Uma boa informação para mim, que sempre anima: fumei, mas não vou em três maços de cigarros! A quinta estância do poema referido apresenta como primeiro verso: «O obstáculo estimula, torna-nos perversos;» e este obstáculo Covid deu-me como estímulo a raiva de lhe chamar nomes em voz alta (eu estava sozinha, ninguém me ouvia). Uma outra contrariedade (pequena e de futilidade) é que tenho de ir trocar uma blusa a uma loja e não posso sair… Não vou cair nas frases estafadinhas da pandemia prolongada e de as nossas vidas nunca mais voltarem ao mesmo e vou abandonar o tema para menosprezar o vírus…
Por experiência recente volto a contrariedades, que se relacionam com EDUCAÇÃO DOS FILHOS. Não é deformação profissional, é uma contrariedade - incómodo por testemunho. Os pais são os primeiros educadores, são educadores para sempre. A escola tem um papel importantíssimo na educação, mas é transitória, e nem todos os agentes educativos têm a mesma competência de desempenho. Aquela contrariedade que vem perante certas «cenas» de meninos com birras, porque contrariados nas suas vontades, foi o estímulo das seguintes referências:
- Há dias, num café, um pai pega numa criança dos seus três, quatro anos, coloca-a numa mesa na altura livre, volta-se de costas para ela lhe lançar as mãos ao pescoço e poder transportá-la às cavalitas (exemplo de atitude para que a criança aprenda…);
- Irritou-me aquela mãe (mais do que a criança de três ou quatro anos, que começou a mexer em tudo na loja, desarrumando prateleiras), uma mãe sempre sorrindo, cheia de bonomia (devia pensar como o seu menino era activo e esperto!), sempre achando graça, - então, Pedrito, isso não se faz! – sobretudo quando o dono da loja desviou a criança com um «aqui, não!»… Segurei muito a língua para não intervir, mas eu já estava de saída…
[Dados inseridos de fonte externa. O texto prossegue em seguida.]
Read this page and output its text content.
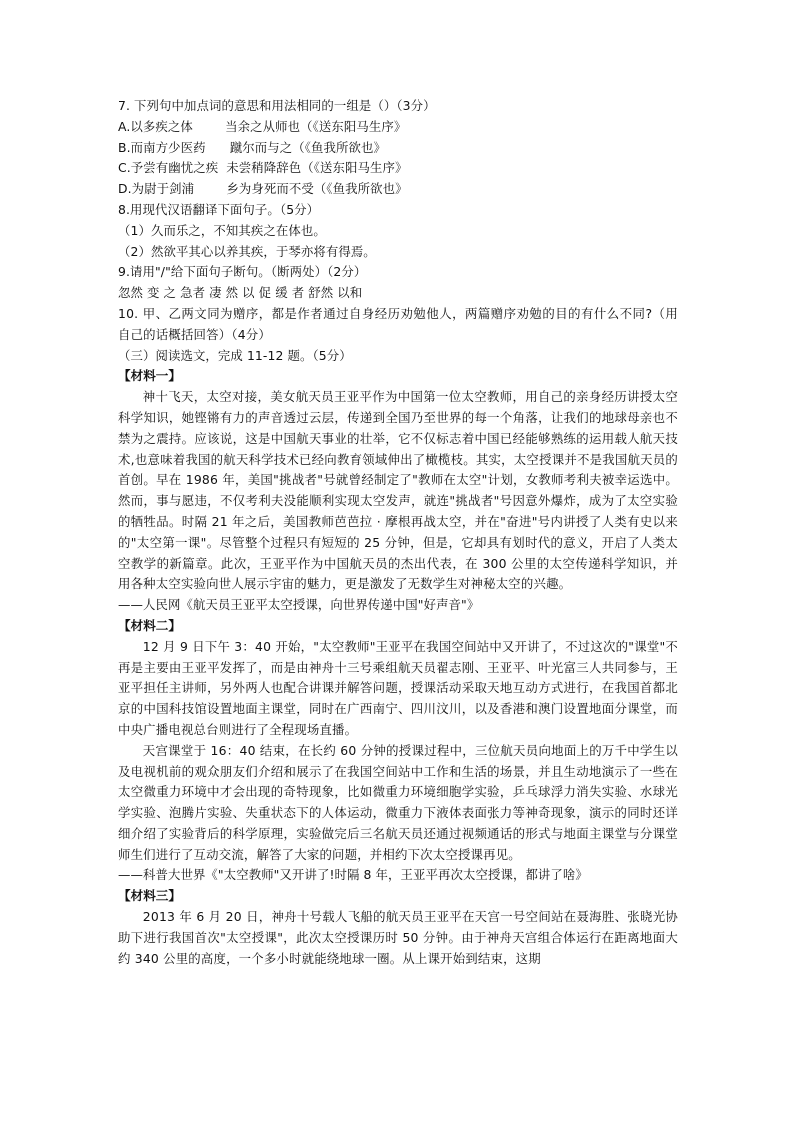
7. 下列句中加点词的意思和用法相同的一组是（）（3分）
A.以多疾之体        当余之从师也（《送东阳马生序》
B.而南方少医药      蹴尔而与之（《鱼我所欲也》
C.予尝有幽忧之疾  未尝稍降辞色（《送东阳马生序》
D.为尉于剑浦        乡为身死而不受（《鱼我所欲也》
8.用现代汉语翻译下面句子。（5分）
（1）久而乐之，不知其疾之在体也。
（2）然欲平其心以养其疾，于琴亦将有得焉。
9.请用"/"给下面句子断句。（断两处）（2分）
忽然 变 之 急者 凄 然 以 促 缓 者 舒然 以和
10. 甲、乙两文同为赠序，都是作者通过自身经历劝勉他人，两篇赠序劝勉的目的有什么不同?（用自己的话概括回答）（4分）
（三）阅读选文，完成 11-12 题。（5分）
【材料一】
神十飞天，太空对接，美女航天员王亚平作为中国第一位太空教师，用自己的亲身经历讲授太空科学知识，她铿锵有力的声音透过云层，传递到全国乃至世界的每一个角落，让我们的地球母亲也不禁为之震持。应该说，这是中国航天事业的壮举，它不仅标志着中国已经能够熟练的运用载人航天技术,也意味着我国的航天科学技术已经向教育领域伸出了橄榄枝。其实，太空授课并不是我国航天员的首创。早在 1986 年，美国"挑战者"号就曾经制定了"教师在太空"计划，女教师考利夫被幸运选中。然而，事与愿违，不仅考利夫没能顺利实现太空发声，就连"挑战者"号因意外爆炸，成为了太空实验的牺牲品。时隔 21 年之后，美国教师芭芭拉 · 摩根再战太空，并在"奋进"号内讲授了人类有史以来的"太空第一课"。尽管整个过程只有短短的 25 分钟，但是，它却具有划时代的意义，开启了人类太空教学的新篇章。此次，王亚平作为中国航天员的杰出代表，在 300 公里的太空传递科学知识，并用各种太空实验向世人展示宇宙的魅力，更是激发了无数学生对神秘太空的兴趣。
——人民网《航天员王亚平太空授课，向世界传递中国"好声音"》
【材料二】
12 月 9 日下午 3：40 开始，"太空教师"王亚平在我国空间站中又开讲了，不过这次的"课堂"不再是主要由王亚平发挥了，而是由神舟十三号乘组航天员翟志刚、王亚平、叶光富三人共同参与，王亚平担任主讲师，另外两人也配合讲课并解答问题，授课活动采取天地互动方式进行，在我国首都北京的中国科技馆设置地面主课堂，同时在广西南宁、四川汶川，以及香港和澳门设置地面分课堂，而中央广播电视总台则进行了全程现场直播。
天宫课堂于 16：40 结束，在长约 60 分钟的授课过程中，三位航天员向地面上的万千中学生以及电视机前的观众朋友们介绍和展示了在我国空间站中工作和生活的场景，并且生动地演示了一些在太空微重力环境中才会出现的奇特现象，比如微重力环境细胞学实验，乒乓球浮力消失实验、水球光学实验、泡腾片实验、失重状态下的人体运动，微重力下液体表面张力等神奇现象，演示的同时还详细介绍了实验背后的科学原理，实验做完后三名航天员还通过视频通话的形式与地面主课堂与分课堂师生们进行了互动交流，解答了大家的问题，并相约下次太空授课再见。
——科普大世界《"太空教师"又开讲了!时隔 8 年，王亚平再次太空授课，都讲了啥》
【材料三】
2013 年 6 月 20 日，神舟十号载人飞船的航天员王亚平在天宫一号空间站在聂海胜、张晓光协助下进行我国首次"太空授课"，此次太空授课历时 50 分钟。由于神舟天宫组合体运行在距离地面大约 340 公里的高度，一个多小时就能绕地球一圈。从上课开始到结束，这期
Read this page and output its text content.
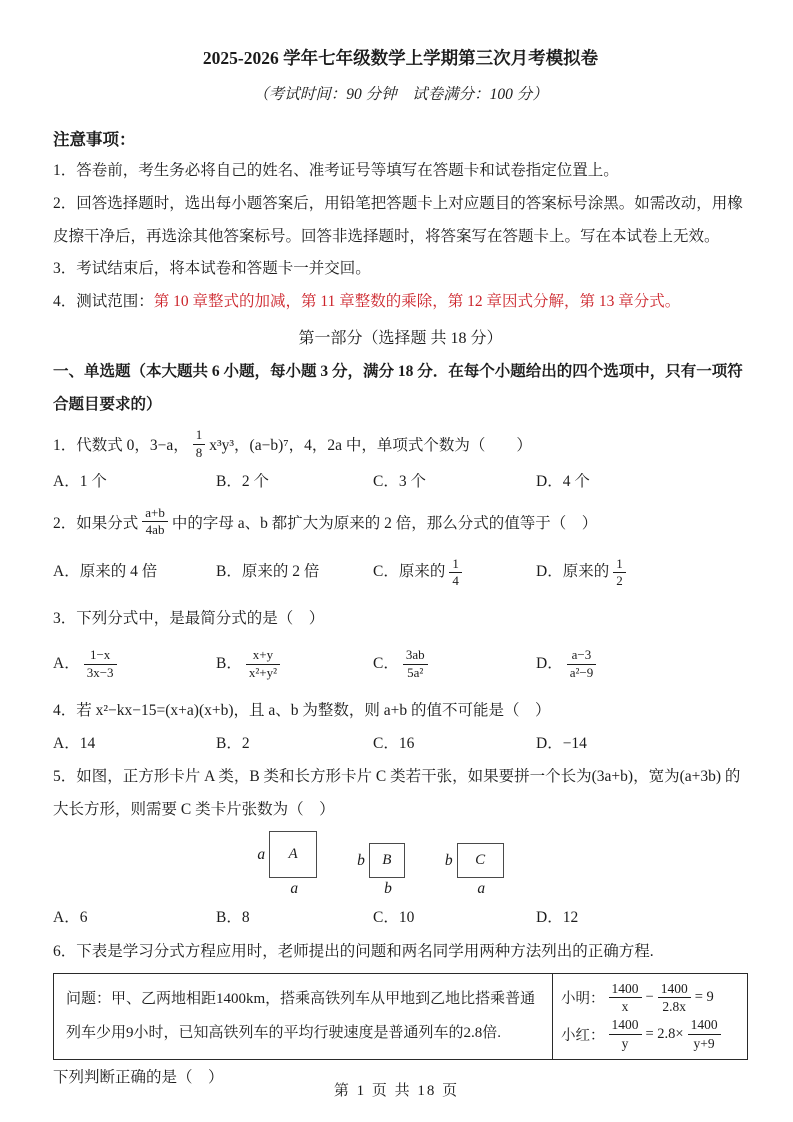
2025-2026 学年七年级数学上学期第三次月考模拟卷
（考试时间：90 分钟　试卷满分：100 分）
注意事项：

1．答卷前，考生务必将自己的姓名、准考证号等填写在答题卡和试卷指定位置上。

2．回答选择题时，选出每小题答案后，用铅笔把答题卡上对应题目的答案标号涂黑。如需改动，用橡皮擦干净后，再选涂其他答案标号。回答非选择题时，将答案写在答题卡上。写在本试卷上无效。

3．考试结束后，将本试卷和答题卡一并交回。

4．测试范围：第 10 章整式的加减，第 11 章整数的乘除，第 12 章因式分解，第 13 章分式。

第一部分（选择题 共 18 分）

一、单选题（本大题共 6 小题，每小题 3 分，满分 18 分．在每个小题给出的四个选项中，只有一项符合题目要求的）

1．代数式 0，3−a， $\frac{1}{8} x^3y^3$，(a−b)⁷，4，2a 中，单项式个数为（　　）
A．1 个	B．2 个	C．3 个	D．4 个
2．如果分式 $\frac{a+b}{4ab}$ 中的字母 a、b 都扩大为原来的 2 倍，那么分式的值等于（　）
A．原来的 4 倍	B．原来的 2 倍	C．原来的 $\frac{1}{4}$	D．原来的 $\frac{1}{2}$

3．下列分式中，是最简分式的是（　）

A． $\frac{1-x}{3x-3}$	B． $\frac{x+y}{\text{x²+y²}}$	C． $\frac{3ab}{\text{5a²}}$	D． $\frac{a-3}{\text{a²−9}}$

4．若 x²−kx−15=(x+a)(x+b)，且 a、b 为整数，则 a+b 的值不可能是（　）

A．14	B．2	C．16	D．−14

5．如图，正方形卡片 A 类，B 类和长方形卡片 C 类若干张，如果要拼一个长为(3a+b)，宽为(a+3b) 的大长方形，则需要 C 类卡片张数为（　）

a A
a
b B
b
b C
a
A．6	B．8	C．10	D．12

6．下表是学习分式方程应用时，老师提出的问题和两名同学用两种方法列出的正确方程.

问题：甲、乙两地相距1400km，搭乘高铁列车从甲地到乙地比搭乘普通列车少用9小时，已知高铁列车的平均行驶速度是普通列车的2.8倍.
小明： $\frac{1400}{x} - \frac{1400}{2.8x} = 9$
小红： $\frac{1400}{y} = 2.8\times \frac{1400}{y+9}$

下列判断正确的是（　）

第 1 页 共 18 页
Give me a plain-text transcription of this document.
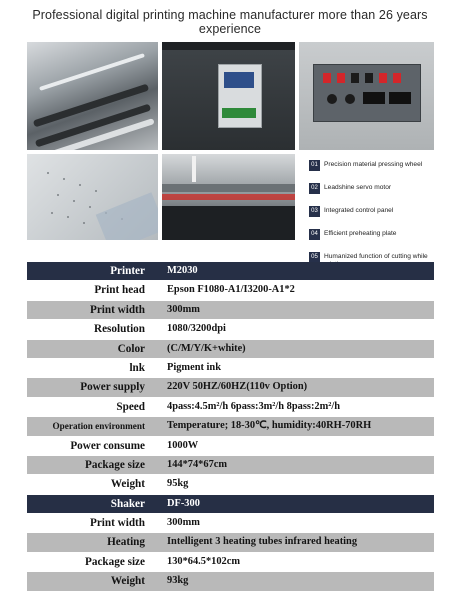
Professional digital printing machine manufacturer more than 26 years experience
01 Precision material pressing wheel
02 Leadshine servo motor
03 Integrated control panel
04 Efficient preheating plate
05 Humanized function of cutting while
Printer	M2030
Print head	Epson F1080-A1/I3200-A1*2
Print width	300mm
Resolution	1080/3200dpi
Color	(C/M/Y/K+white)
lnk	Pigment ink
Power supply	220V 50HZ/60HZ(110v Option)
Speed	4pass:4.5m²/h 6pass:3m²/h 8pass:2m²/h
Operation environment	Temperature; 18-30℃, humidity:40RH-70RH
Power consume	1000W
Package size	144*74*67cm
Weight	95kg
Shaker	DF-300
Print width	300mm
Heating	Intelligent 3 heating tubes infrared heating
Package size	130*64.5*102cm
Weight	93kg
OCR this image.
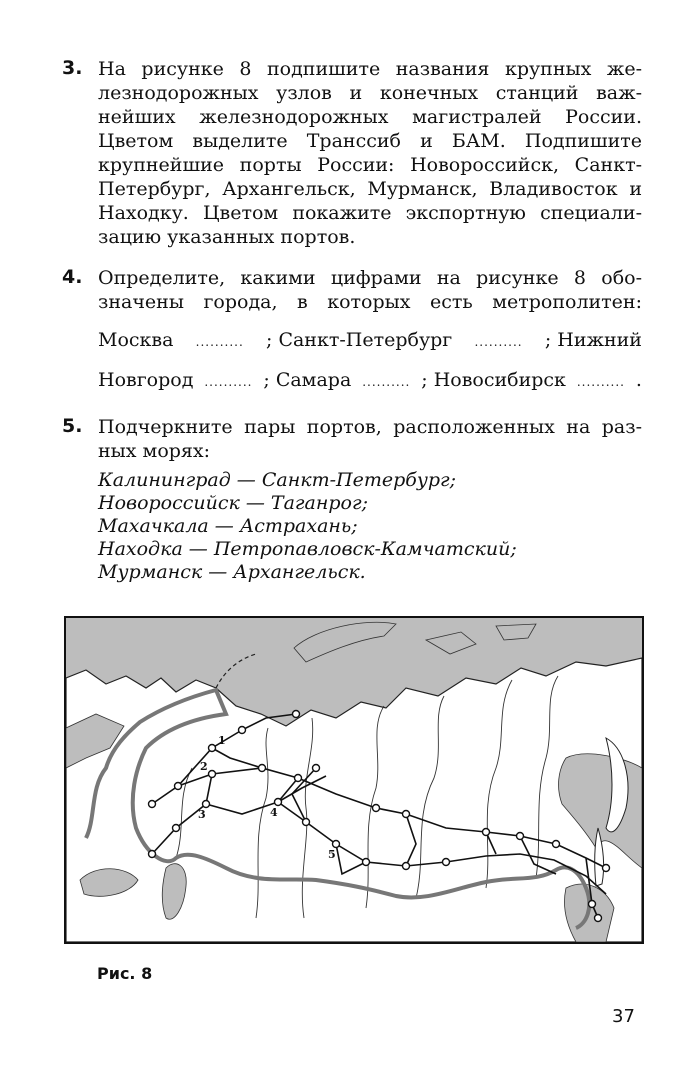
3. На рисунке 8 подпишите названия крупных же-
лезнодорожных узлов и конечных станций важ-
нейших железнодорожных магистралей России.
Цветом выделите Транссиб и БАМ. Подпишите
крупнейшие порты России: Новороссийск, Санкт-
Петербург, Архангельск, Мурманск, Владивосток и
Находку. Цветом покажите экспортную специали-
зацию указанных портов.
4. Определите, какими цифрами на рисунке 8 обо-
значены города, в которых есть метрополитен:
Москва .......... ; Санкт-Петербург .......... ; Нижний
Новгород .......... ; Самара .......... ; Новосибирск .......... .
5. Подчеркните пары портов, расположенных на раз-
ных морях:
Калининград — Санкт-Петербург;
Новороссийск — Таганрог;
Махачкала — Астрахань;
Находка — Петропавловск-Камчатский;
Мурманск — Архангельск.
1
2
3	4
5
Рис. 8
37
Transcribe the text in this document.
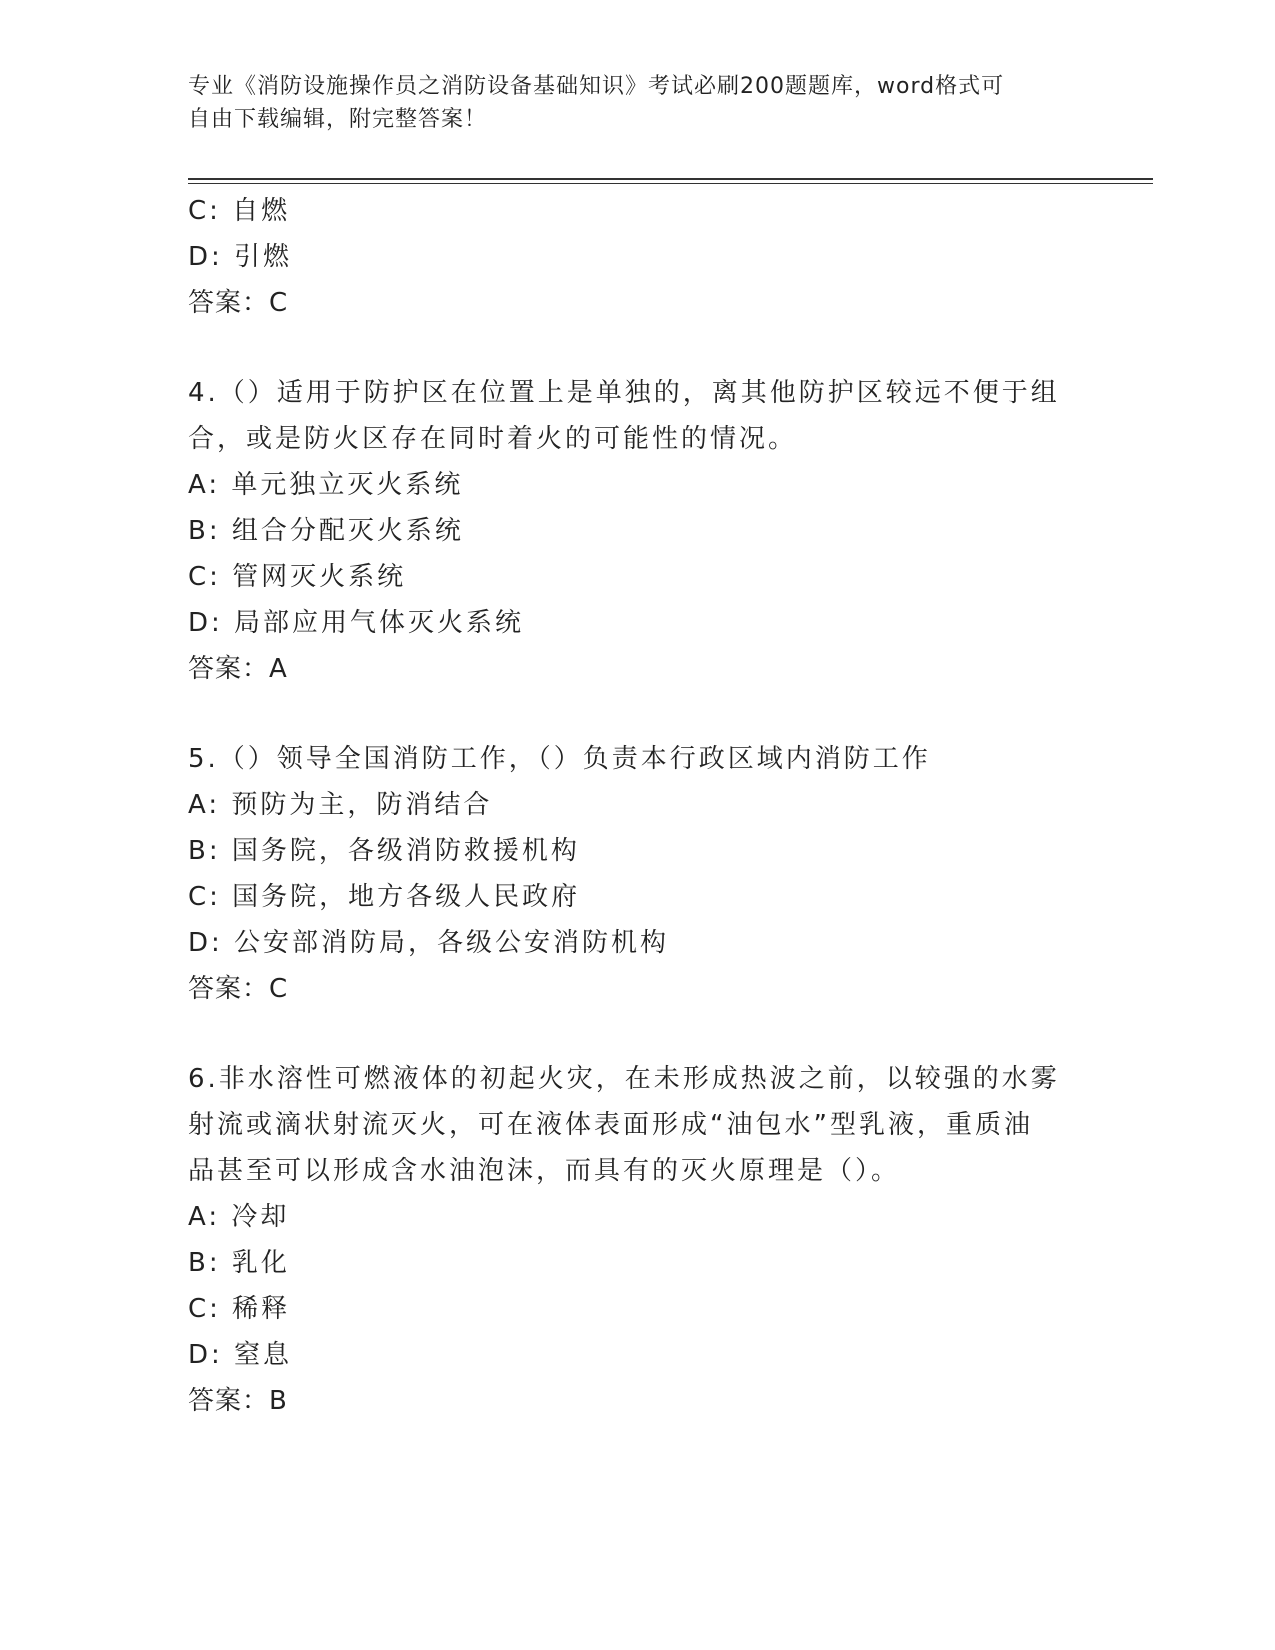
专业《消防设施操作员之消防设备基础知识》考试必刷200题题库，word格式可
自由下载编辑，附完整答案！
C: 自燃
D: 引燃
答案：C
4.（）适用于防护区在位置上是单独的，离其他防护区较远不便于组
合，或是防火区存在同时着火的可能性的情况。
A: 单元独立灭火系统
B: 组合分配灭火系统
C: 管网灭火系统
D: 局部应用气体灭火系统
答案：A
5.（）领导全国消防工作，（）负责本行政区域内消防工作
A: 预防为主，防消结合
B: 国务院，各级消防救援机构
C: 国务院，地方各级人民政府
D: 公安部消防局，各级公安消防机构
答案：C
6.非水溶性可燃液体的初起火灾，在未形成热波之前，以较强的水雾
射流或滴状射流灭火，可在液体表面形成“油包水”型乳液，重质油
品甚至可以形成含水油泡沫，而具有的灭火原理是（）。
A: 冷却
B: 乳化
C: 稀释
D: 窒息
答案：B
- Esta contaram-me há pouco tempo, não fui testemunha: num festival havia decorações com bolas apelativas, que decerto se embrulhavam na imaginação. Uma criança, sob olhar materno protector, começou a puxar com força, a arrancar, a brincar. A funcionária que estava a tomar conta chamou a atenção da mãe, se continuasse assim, teriam de sair do recinto. Que indignação a daquela mãe, tão amorosa com o filhinho! Indignou-se e foi fazer uma reclamação por escrito! Não me deram mais pormenores, mas digo que gostava mesmo de ter lido aquela reclamação;
- E aqueles miúdos que deitam o papel do gelado acabado de comprar no primeiro chão que encontram?
Dói-me a cabeça. Abafo uns desesperos mudos:
Tanta depravação nos usos, nos costumes!
Amo, insensatamente, os ácidos, os gumes
E os ângulos agudos.
(Cesário Verde, «Contrariedades»)
O exemplo dos pais vai sempre educar no bom ou mau sentido. Ouvi um programa televisivo (muito recentemente) que falava de violência doméstica, em que a vítima dizia: à mínima contrariedade ele partia para a agressão. O comentário de um médico presente: «nunca o contrariaram, quando o educaram». Vem ao encontro do que disse o psiquiatra brasileiro Içami Tiba: «Nenhuma criança nasce folgada, ela aprende a ser».
Defendo que o exemplo dos pais, a atenção e o diálogo educam para ter limites, adquirindo valores e respeito pelos outros. A vida vai desenrolar-se com contrariedades. Como disse Pitágoras: «Eduquem as crianças e não será necessário castigar os homens».
Por aqui me fico e acho mesmo insensato amar só ácidos, gumes e ângulos agudos. São momentos. É tempo de amar azul de céu e mar.